Adventure Gamers Awards
Detective Di doesn’t feature voice-overs so all the dialog is presented as text. It’s quite well written with a good variety of speech patterns based on differences in formality, verboseness, and tone. I only came across a handful of typos in my seven-hour playthrough, and none was egregious enough to pull me out of the engrossing storytelling experience. There are a couple lines that struck me as overly modern turns of phrase for China circa AD 684, but these too are easily overlooked.
While the visuals and audio are somewhat limited, the gameplay is not, offering a good number of things to do. Crime scenes have to be investigated, suspects need to be interviewed via dialog tree conversations, items must be collected and various puzzles require cracking. These are dealt with in straightforward point-and-click fashion. Hovering the mouse over an important hotspot causes the pointer to highlight and a text description to appear. Clicking then typically presents two options: look and interact (or talk). Acquired items can be selected from a concealed inventory at the top of the screen and used in the environment.
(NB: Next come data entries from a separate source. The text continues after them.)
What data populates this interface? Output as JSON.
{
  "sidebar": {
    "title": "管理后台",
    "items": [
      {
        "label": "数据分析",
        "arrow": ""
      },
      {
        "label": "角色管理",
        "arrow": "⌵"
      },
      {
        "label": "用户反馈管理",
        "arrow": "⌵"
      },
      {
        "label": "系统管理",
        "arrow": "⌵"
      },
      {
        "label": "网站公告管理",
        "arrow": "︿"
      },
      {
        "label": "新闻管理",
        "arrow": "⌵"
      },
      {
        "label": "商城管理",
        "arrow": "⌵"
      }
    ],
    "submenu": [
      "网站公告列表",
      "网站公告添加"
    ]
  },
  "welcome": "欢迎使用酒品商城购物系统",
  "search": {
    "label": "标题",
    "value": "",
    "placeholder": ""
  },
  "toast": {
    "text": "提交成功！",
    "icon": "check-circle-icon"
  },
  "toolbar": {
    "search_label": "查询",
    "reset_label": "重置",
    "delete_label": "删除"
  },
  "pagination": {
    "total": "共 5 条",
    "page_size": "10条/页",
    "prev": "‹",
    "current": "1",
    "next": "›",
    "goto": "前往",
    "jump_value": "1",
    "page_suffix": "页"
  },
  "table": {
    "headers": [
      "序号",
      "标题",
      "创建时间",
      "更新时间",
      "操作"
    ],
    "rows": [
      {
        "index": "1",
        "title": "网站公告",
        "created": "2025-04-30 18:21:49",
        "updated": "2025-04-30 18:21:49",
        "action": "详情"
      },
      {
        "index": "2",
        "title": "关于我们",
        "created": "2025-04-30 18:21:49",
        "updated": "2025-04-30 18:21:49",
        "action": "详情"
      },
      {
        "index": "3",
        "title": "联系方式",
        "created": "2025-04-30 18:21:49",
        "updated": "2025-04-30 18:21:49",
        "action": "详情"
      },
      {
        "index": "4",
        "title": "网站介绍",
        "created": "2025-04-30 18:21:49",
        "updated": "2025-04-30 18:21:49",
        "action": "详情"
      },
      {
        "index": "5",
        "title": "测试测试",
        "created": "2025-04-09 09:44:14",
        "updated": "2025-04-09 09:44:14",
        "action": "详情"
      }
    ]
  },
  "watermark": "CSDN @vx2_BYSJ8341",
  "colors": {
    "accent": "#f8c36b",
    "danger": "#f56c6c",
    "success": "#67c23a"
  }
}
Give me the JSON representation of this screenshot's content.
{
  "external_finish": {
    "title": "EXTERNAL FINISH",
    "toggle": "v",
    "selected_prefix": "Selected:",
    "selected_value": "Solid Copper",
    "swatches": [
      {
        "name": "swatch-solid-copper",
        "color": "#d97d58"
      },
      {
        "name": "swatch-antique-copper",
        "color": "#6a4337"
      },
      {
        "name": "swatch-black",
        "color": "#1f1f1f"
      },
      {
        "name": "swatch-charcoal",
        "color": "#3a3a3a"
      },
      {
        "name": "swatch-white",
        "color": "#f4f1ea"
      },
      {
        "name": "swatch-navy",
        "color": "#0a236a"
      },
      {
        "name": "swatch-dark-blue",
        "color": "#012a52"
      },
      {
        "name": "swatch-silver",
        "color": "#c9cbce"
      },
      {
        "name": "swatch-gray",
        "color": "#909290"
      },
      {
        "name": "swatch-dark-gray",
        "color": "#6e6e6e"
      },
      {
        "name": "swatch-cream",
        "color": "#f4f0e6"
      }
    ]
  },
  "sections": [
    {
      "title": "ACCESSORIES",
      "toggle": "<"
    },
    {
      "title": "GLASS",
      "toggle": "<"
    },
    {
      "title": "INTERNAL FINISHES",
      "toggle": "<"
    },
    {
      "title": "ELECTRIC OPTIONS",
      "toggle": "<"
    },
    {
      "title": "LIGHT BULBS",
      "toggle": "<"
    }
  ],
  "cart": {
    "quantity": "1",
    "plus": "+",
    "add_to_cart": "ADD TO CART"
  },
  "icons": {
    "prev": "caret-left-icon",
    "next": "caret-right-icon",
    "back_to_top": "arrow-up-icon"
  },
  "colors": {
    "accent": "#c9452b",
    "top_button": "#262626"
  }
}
In addition to the typical adventure game challenges, Detective Di has a nice assortment of logic puzzles as well. Whether it’s figuring out the particular arrangement of playing pieces on a Go board, solving actual riddles, finding a hidden message in a letter, or even solving a math-based combination lock, there’s plenty to keep you busy here.
Di also has a deduction board, which is quickly accessible through an on-screen button. As key evidence is found or conclusions are drawn during the course of normal gameplay, text items are added to the deduction board. The board itself is not interactive, serving instead as something of an information repository where critical elements of the current case are recorded. Several of these deduction boards are featured throughout the story, with each consisting of five or six crucial points that must be discovered.
Once all the necessary elements have been found, Di will then walk through a reenactment of the crime. During these stylish sequences, the crime scene is shown in black and white, with the important characters displayed in colour and Di standing to one side. The detective describes the scenario in three parts, with three dialog options presented between each part. It’s from these options that players must choose what actually happened based on the evidence collected and deductions made. For example, during the prologue Di has to reveal the murder weapon used on the Korean ambassador. In the reenactment, the actual weapon will be presented among the three choices along with two incorrect options.
It behooves players to pay attention to what is discovered and recorded on the deduction board during each case in order to successfully pick the correct answer. If a wrong answer is chosen, however, that step of the reenactment will be replayed so a different answer can be selected. This continues through all three stages until all correct answers have been identified, so there is no risk of failure, though of course it is more satisfying if you earn your success through keen observation rather than guesswork.
During my investigation I did encounter a couple occasions of pixel hunting, and with no hotspot highlighter certain items may need to be ferreted out by carefully sweeping the scene with the mouse. There is also one puzzle involving a woman with a dodgy memory who had taken a book on languages from the library but can’t be shown a document written in a different language until adequately reminded that she had in fact taken the book out. It seemed a little logically backwards to me, but it was the only such instance in the entire game. All told, these blemishes are just minor wrinkles in an otherwise flawless tapestry.
Eschewing the modern trend of only a single autosave, here you are allowed any number of manual saves. As far as I can tell it’s not really necessary to do so, but it’s still a very nice touch to be able to record your progress at any point. I only wish the save games could be renamed. Instead they’re given generic “Save 1”, “Save 2” type of labels and have no accompanying picture with them, making them a little difficult to remember where they occurred. However, the fact that the game has free saving at all is fantastic!
This may be their first game, but Nupixo has clearly paid attention to what makes for a good adventure, as Detective Di: The Silk Rose Murders gets almost everything right. It is an involving mystery that spans a great deal of interesting and beautiful locations. Yes, it’s modest in its production values, but it’s set in a time and place that few games have ever ventured before, and is even sewn through with little bits of real history for added authenticity. The characters Di meets have differing personalities and backstories, and the pursuit of the killer genuinely feels like the culprit is always one step ahead of you, daring you to finally put an end to the chase. The puzzle variety is just as good, keeping the investigative gameplay compelling throughout. It doesn’t take a master detective – or magistrate, as the case may be – to deduce that this is a great game with wide appeal for any adventure fan.